In my first run (seen above), I asked JGAAP to normalize for white space, strip punctuation, turn everything into lowercase. Then I had it run a Naive Bayes classifier on the top 50 tri-grams from the three known authors (Shakespeare, Marlowe, Bacon) and one unknown author (Shakespeare's sonnets).
Based on that sample, JGAAP came to the conclusion that Francis Bacon wrote the sonnets. We know that because it lists its guesses in order from best to worst in the left window in the above image. Bacon is on top. This alone is cause to start tinkering with the model, but the results didn't look as flat weird until I looked at the image again today. It lists the probability that the sonnets were written by Bacon as 1. A probability of 1 typically means absolute certainty. So this model, given the top 50 trigrams, is absolutely certain that Francis Bacon wrote those sonnets ... Bullshit. A probabilistic model is never absolutely certain of anything. That's what makes it probabilistic, right?
So where's the bug? Turns out, it might have been poor data management on my part. I didn't bother to sample in any kind of fair and reasonable way. Here are my corpora:
- Bacon - (2 works) - 950 KB
- Marlowe (Works vol 3) - 429 KB
- Shakespeare (all plays) - 4.4 MB
- (Sonnets) - 113 KB
The Infinite Madness of Language Models
As far as I can tell, the current version does not have any obvious way of turning on error reporting logs (though I suspect that is possible, if one had the source code). It also offers no way of printing the features it's using. Id' love to see a list of those top 50 tri-grams for each author. But as of right now, it does not appear to support that. I'll add that to my enhancement requests. However, JGAAP is fast enough to simply run several trial-and-error runs in order to compare output. My goals are 1) get JGAAP to guess Shakespeare as the unknown author with a high degree of certainty and 2) try to figure out why it gave such a high confidence score to Bacon during round one.
Here are the results of several follow up experiments. Mostly, I want to tune the language model - in the parlance of JGAAP, Event Drivers (linguistic features) + Event Culling (sampling) = a language model (unless I'm misunderstanding something).
Round 2: Same specifications as Round one. I used the all of the same corpora, except I replaced Shakespeare with a sample of about 500 KB to bring it in line with the others. Then I repeated the analysis using all the same parameters. This time ... drum roll ... Bacon still wins in a landslide. JGAAP remains absolutely confident that Bacon wrote those sonnets.
Round 3: Okay. Let's expand the set of tri-grams. Same everything else as Round 2, but now I'll use the top 100 tri-grams.
D'oh! Well, it's less confident that Marlowe is involved (drunk bastard).
Round 4: For good measure. Let's expand the set of tri-grams. Same everything else as Rounds 2 and 3, but now I'll use the top 200 tri-grams.
Okay, it appears that adding more tri-grams alone gives us nothing. I feel confident dropping back down to 100. Now, I'll add one simple feature - Words (I assume this is a frequency list; again, the Event Culling will choose just the top 100 most frequent words, as well as the top 100 tri-grams, if I'm understanding this right).
We have a winner!
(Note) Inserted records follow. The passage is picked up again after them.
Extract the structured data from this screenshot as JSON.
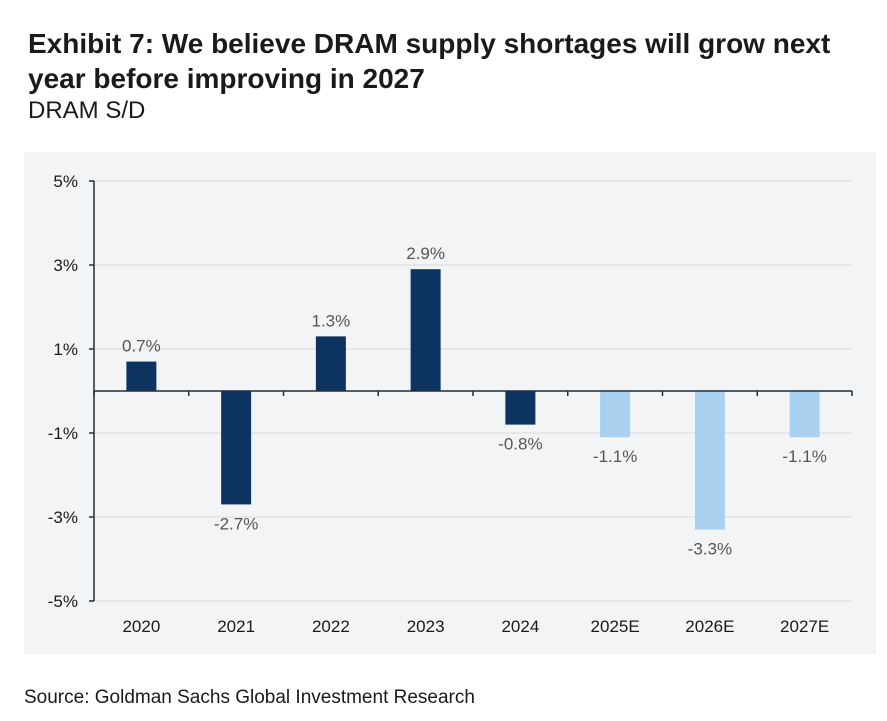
{
  "header": {
    "title": "Exhibit 7: We believe DRAM supply shortages will grow next year before improving in 2027",
    "subtitle": "DRAM S/D"
  },
  "footer": {
    "source": "Source: Goldman Sachs Global Investment Research"
  },
  "chart_data": {
    "type": "bar",
    "title": "Exhibit 7: We believe DRAM supply shortages will grow next year before improving in 2027",
    "subtitle": "DRAM S/D",
    "xlabel": "",
    "ylabel": "",
    "categories": [
      "2020",
      "2021",
      "2022",
      "2023",
      "2024",
      "2025E",
      "2026E",
      "2027E"
    ],
    "values": [
      0.7,
      -2.7,
      1.3,
      2.9,
      -0.8,
      -1.1,
      -3.3,
      -1.1
    ],
    "data_labels": [
      "0.7%",
      "-2.7%",
      "1.3%",
      "2.9%",
      "-0.8%",
      "-1.1%",
      "-3.3%",
      "-1.1%"
    ],
    "estimate": [
      false,
      false,
      false,
      false,
      false,
      true,
      true,
      true
    ],
    "ylim": [
      -5,
      5
    ],
    "yticks": [
      5,
      3,
      1,
      -1,
      -3,
      -5
    ],
    "ytick_labels": [
      "5%",
      "3%",
      "1%",
      "-1%",
      "-3%",
      "-5%"
    ],
    "grid": true,
    "colors": {
      "actual": "#0d3460",
      "estimate": "#a9d0ef",
      "grid": "#d9dadd",
      "axis": "#1f2d3d",
      "label": "#555555",
      "tick": "#1a1a1a"
    }
  }
}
The top score above shows that for Words, Shakespeare finally wins (though he still loses on Ngrams, the second highlighted score). As a comparison, I threw in another feature, Rare Words.
No help. My interpretation of these results is that the feature "Words" is the best predictor of Shakespearean authorship (given this set of competing authors with these tiny corpora).
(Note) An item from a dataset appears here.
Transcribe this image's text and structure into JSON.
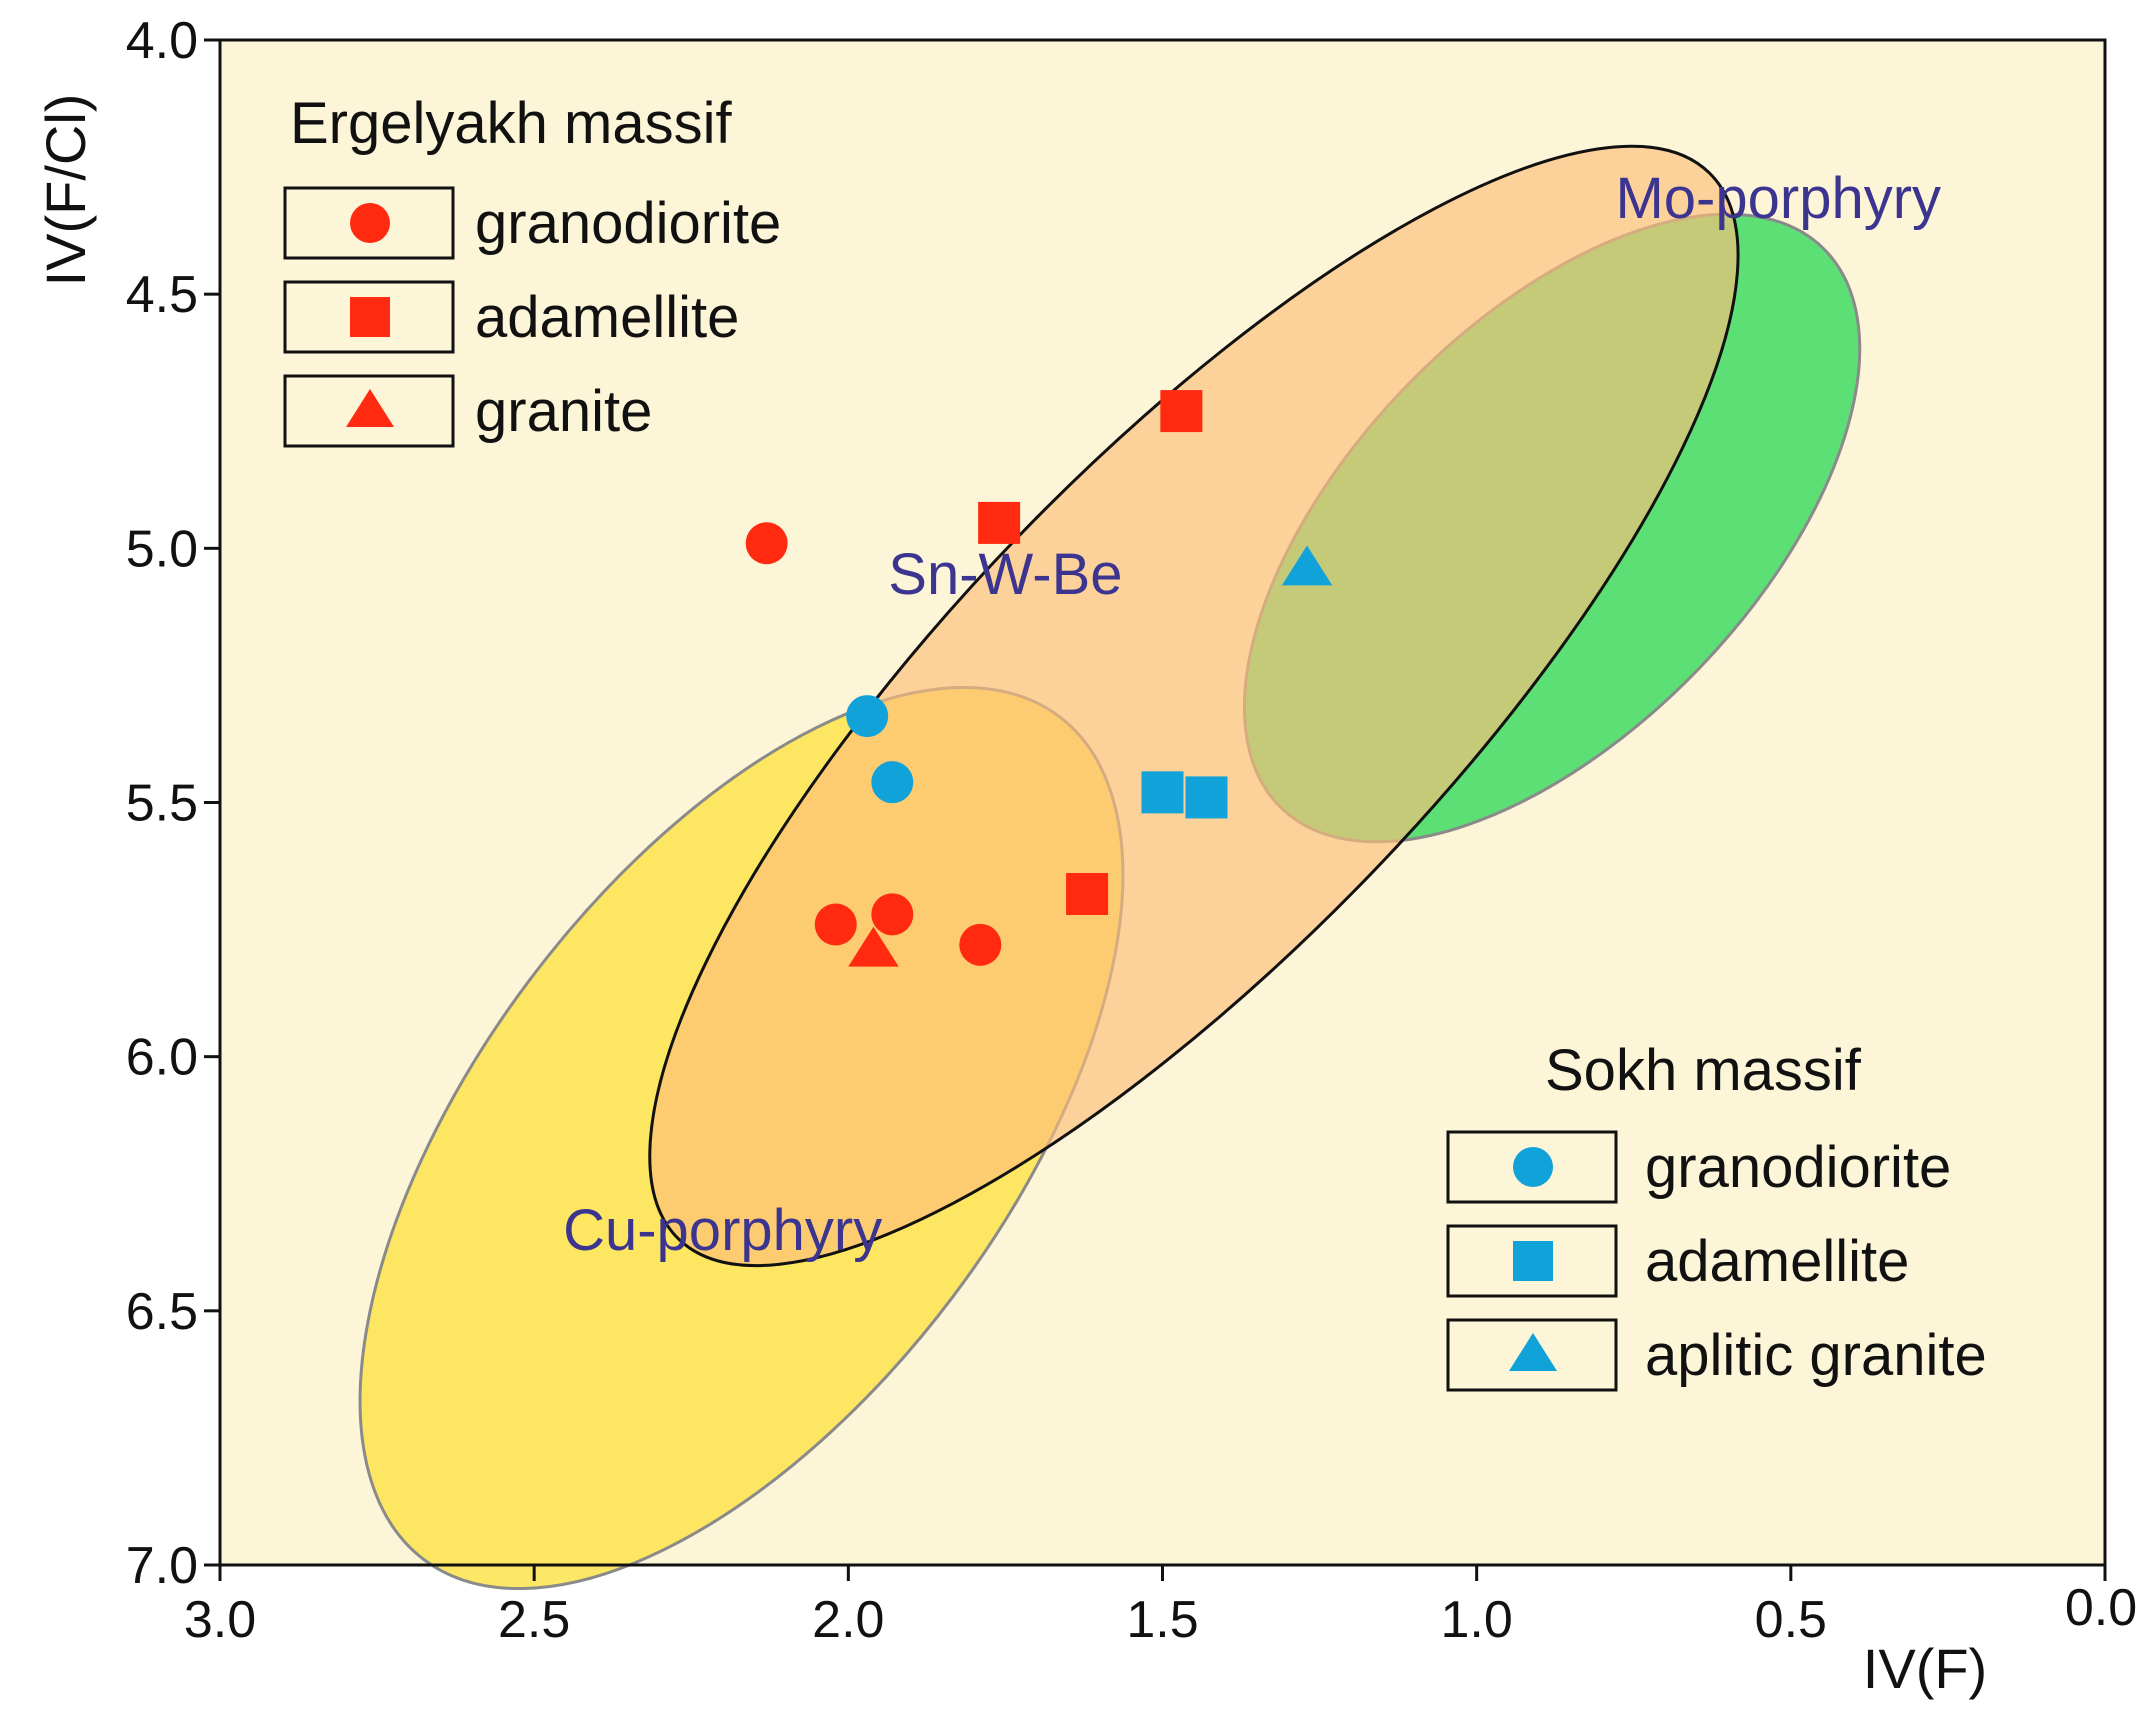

But this is a stacked-deck experiment. I know perfectly well that the "Unknown Author" is Shakespeare. I'm just playing with linguistic features until I get the result I want. The actual problem of determining unknown authorship requires far more sophisticated work than what I did here (again, read Juola's detailed explanation of what he and his team did to out J.K. Rowling).
Nonetheless, I could imagine not sleeping for several days just playing with the different combinations of features to produce different language models just to see how they move the results (mind you, I didn't play with the classifier either, which adds its own dimension of playfulness).
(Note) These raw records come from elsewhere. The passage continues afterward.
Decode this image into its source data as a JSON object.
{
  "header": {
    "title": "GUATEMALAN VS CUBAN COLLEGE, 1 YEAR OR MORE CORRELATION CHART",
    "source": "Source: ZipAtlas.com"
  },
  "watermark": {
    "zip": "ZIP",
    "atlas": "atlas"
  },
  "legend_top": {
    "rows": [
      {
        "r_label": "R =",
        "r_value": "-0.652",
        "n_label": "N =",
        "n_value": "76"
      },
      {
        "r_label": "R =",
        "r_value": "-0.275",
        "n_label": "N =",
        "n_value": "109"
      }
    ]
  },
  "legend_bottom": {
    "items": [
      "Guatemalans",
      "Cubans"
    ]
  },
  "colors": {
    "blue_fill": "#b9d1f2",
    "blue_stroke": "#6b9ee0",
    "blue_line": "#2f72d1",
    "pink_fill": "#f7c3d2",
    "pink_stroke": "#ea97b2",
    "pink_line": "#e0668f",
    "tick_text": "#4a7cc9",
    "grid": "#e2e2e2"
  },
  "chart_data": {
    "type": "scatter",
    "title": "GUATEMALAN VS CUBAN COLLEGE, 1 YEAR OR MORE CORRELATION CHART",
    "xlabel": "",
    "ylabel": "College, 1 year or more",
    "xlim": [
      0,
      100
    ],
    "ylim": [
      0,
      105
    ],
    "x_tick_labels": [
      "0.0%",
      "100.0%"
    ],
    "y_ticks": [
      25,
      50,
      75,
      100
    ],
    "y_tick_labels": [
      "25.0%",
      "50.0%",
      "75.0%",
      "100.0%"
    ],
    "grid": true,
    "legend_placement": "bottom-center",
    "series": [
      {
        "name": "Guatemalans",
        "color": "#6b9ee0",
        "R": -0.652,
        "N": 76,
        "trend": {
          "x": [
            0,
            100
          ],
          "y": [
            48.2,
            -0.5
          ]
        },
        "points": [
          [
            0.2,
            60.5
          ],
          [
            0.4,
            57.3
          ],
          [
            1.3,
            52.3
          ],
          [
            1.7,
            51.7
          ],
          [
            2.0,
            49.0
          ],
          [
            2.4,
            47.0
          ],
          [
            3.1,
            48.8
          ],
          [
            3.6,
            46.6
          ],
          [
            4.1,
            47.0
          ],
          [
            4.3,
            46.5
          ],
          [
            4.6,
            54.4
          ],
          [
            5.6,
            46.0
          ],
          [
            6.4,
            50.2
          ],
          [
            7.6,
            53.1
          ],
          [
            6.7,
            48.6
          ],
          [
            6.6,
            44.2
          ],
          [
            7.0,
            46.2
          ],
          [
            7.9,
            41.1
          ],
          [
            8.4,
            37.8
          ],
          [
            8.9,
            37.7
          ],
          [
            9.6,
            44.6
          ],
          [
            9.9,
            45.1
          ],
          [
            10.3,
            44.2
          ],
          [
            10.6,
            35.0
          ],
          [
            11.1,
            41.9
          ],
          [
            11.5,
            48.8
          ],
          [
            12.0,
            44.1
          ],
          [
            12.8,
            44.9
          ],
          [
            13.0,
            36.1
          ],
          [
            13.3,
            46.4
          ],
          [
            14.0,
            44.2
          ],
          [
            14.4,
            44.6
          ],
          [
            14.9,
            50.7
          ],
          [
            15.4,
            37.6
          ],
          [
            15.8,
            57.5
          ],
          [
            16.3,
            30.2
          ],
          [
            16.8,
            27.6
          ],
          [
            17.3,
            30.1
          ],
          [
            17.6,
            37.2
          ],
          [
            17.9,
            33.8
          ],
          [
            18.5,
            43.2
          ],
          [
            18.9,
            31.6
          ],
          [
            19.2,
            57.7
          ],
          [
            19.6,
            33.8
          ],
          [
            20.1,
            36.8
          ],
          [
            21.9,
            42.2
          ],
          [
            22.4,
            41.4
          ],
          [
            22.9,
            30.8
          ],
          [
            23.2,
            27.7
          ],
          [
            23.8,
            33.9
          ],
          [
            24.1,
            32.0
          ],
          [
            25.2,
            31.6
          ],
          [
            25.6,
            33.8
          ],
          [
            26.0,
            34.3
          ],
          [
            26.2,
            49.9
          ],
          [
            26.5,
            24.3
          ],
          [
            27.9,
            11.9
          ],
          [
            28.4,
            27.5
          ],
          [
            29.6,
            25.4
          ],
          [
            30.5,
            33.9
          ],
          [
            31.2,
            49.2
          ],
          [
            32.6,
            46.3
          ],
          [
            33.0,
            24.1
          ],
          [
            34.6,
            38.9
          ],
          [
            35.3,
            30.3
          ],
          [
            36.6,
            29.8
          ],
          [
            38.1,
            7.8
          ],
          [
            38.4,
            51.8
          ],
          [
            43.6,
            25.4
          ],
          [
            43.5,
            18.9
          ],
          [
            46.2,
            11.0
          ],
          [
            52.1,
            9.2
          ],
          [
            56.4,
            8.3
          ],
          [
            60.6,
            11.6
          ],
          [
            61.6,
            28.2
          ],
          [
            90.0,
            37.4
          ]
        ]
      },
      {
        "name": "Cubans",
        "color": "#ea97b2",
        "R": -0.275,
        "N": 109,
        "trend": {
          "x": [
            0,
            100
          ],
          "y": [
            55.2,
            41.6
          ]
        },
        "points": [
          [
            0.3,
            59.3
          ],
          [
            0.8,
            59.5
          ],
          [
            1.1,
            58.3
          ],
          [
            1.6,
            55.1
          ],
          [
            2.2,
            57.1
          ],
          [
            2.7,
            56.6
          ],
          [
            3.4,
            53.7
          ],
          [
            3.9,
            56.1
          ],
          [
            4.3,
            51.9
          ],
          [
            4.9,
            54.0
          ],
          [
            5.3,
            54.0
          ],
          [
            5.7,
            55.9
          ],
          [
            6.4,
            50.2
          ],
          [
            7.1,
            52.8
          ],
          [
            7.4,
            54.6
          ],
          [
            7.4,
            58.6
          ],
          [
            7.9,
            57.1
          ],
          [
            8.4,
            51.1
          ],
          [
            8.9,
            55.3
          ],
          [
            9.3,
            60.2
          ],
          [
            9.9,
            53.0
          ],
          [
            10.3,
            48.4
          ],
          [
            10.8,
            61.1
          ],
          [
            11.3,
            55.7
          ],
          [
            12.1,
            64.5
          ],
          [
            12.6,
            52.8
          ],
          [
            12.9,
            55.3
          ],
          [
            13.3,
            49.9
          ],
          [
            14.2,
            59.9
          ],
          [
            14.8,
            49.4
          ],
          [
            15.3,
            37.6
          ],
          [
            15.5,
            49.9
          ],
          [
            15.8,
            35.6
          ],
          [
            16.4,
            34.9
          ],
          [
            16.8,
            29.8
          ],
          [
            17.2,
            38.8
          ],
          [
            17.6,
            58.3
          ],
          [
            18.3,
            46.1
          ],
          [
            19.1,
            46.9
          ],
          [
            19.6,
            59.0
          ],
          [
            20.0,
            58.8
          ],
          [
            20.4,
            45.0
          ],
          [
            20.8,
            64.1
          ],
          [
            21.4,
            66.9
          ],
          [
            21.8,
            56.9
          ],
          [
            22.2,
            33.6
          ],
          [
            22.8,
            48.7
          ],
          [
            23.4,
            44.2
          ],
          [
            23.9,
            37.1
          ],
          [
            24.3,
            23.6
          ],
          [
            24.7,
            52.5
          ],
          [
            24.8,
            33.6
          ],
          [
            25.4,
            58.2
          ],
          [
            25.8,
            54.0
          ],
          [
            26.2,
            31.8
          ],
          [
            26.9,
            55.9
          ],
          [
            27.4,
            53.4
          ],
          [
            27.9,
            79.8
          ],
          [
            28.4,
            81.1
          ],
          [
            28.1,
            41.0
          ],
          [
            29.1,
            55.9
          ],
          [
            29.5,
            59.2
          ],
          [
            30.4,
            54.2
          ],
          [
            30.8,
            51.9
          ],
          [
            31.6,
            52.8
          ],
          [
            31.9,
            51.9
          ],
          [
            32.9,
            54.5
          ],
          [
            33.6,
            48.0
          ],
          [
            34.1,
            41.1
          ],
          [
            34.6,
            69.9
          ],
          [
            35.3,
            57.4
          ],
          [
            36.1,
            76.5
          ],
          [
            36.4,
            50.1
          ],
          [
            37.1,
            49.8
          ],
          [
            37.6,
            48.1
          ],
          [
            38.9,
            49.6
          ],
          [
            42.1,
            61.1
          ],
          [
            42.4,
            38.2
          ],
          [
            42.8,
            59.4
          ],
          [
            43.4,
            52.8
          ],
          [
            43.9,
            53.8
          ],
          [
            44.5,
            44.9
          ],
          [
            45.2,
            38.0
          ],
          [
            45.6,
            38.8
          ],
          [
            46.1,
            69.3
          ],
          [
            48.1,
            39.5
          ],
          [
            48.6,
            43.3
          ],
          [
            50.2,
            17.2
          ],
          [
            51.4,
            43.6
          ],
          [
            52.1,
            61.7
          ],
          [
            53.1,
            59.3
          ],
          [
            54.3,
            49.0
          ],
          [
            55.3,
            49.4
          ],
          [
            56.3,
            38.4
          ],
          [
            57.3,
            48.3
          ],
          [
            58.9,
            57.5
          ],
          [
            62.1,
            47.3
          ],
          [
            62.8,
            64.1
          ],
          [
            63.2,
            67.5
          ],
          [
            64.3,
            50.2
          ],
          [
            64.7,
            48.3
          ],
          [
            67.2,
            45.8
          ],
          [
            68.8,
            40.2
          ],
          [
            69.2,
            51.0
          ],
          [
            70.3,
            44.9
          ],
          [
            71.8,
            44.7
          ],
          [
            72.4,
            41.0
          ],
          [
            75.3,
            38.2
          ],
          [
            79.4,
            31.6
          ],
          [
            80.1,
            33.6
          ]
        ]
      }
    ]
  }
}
Herein lies the value of JGAAP. More than any other tool I have personally seen, JGAAP gives the average person the easy-to-use platform to splash around and play with language in an NLP environment. When thinking about my first two experiences with JGAAP, the most salient word that jumps out at me is FUN! It's just plain fun to play around. It's fast and simple and fun. I can't say that about R, or Python, or Octave. All three of those are very powerful tool sets, but they are not fun. JGAAP is fun. It's a playground for linguists. Let me note that I beta tested a MOOC for WEKA last March and was very impressed with their interface as well (though I think JGAAP does a better job of making language modeling easy ... and that's the fun part for linguists anyway).
I am reminded of what several Twitter friends have said to me when I say that I'm a cognitive linguist: "Really! I never would have known by your Twitter feed." That's a wake up call for me. I have been involved in NLP since roughly 2000, but my passion is definitely the blood and guts of language and linguistics. JGAAP appeals to that old linguistics fire in my belly. It make me want to play with language again.